Orders to factories rose 1.3 percent in December, the Commerce Department reported Friday. A key category that tracks business investment was up 0.7 percent, a hopeful sign that 2017 may be a better year for manufacturers as investment in the energy sector rebounds.
For all of 2016, factory orders fell 1.4 percent following a 6.3 percent drop in 2015. It marked the first consecutive annual declines in 14 years, since orders fell 7 percent in 2001 and 1.2 percent in 2002.
Orders had fallen by a record amount of 22.9 percent in 2009 during the depths of the Great Recession, but the decline was confined to a single year. Orders managed a small 1 percent gain in 2008 as the country was sliding into recession and a solid rebound of 16.4 percent in 2010.
Economists are hoping that 2017 will be a rebound year for U.S. factories as well.
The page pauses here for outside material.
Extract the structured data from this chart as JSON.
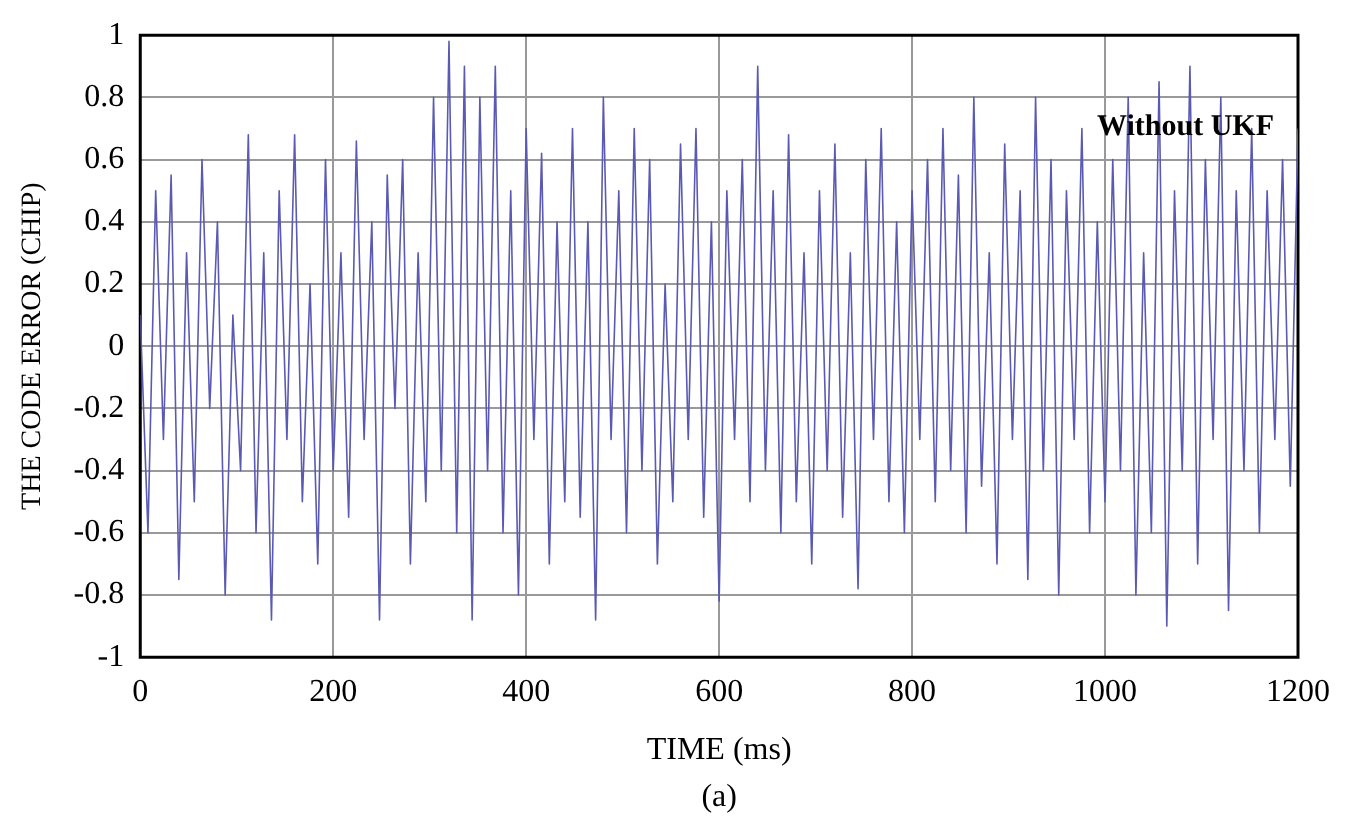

While the dollar has risen further, the impact is being lessened somewhat by stronger economic growth in overseas markets. The huge slide in energy prices had come to a halt and prices are rising again. Economists are hopeful that this rebound will bring an end to the big cutbacks in equipment spending by U.S. oil companies.
In December, the 0.7 percent increase in the business investment category followed gains of 1.7 percent in November and 0.5 percent in October. For the year, orders in this category were down 3.3 percent. This decline was led by a 47.6 percent plunge in mining and oil field equipment.
Orders for durable goods, items such as cars and airplanes expected to last at least three years, fell 0.5 percent while demand for nondurable goods such as paper and chemicals rose by 3.1 percent.
The weakness in durable goods reflected a 64 percent plunge in demand for defense aircraft, which offset a 42.1 percent rise in orders for commercial aircraft, both volatile categories.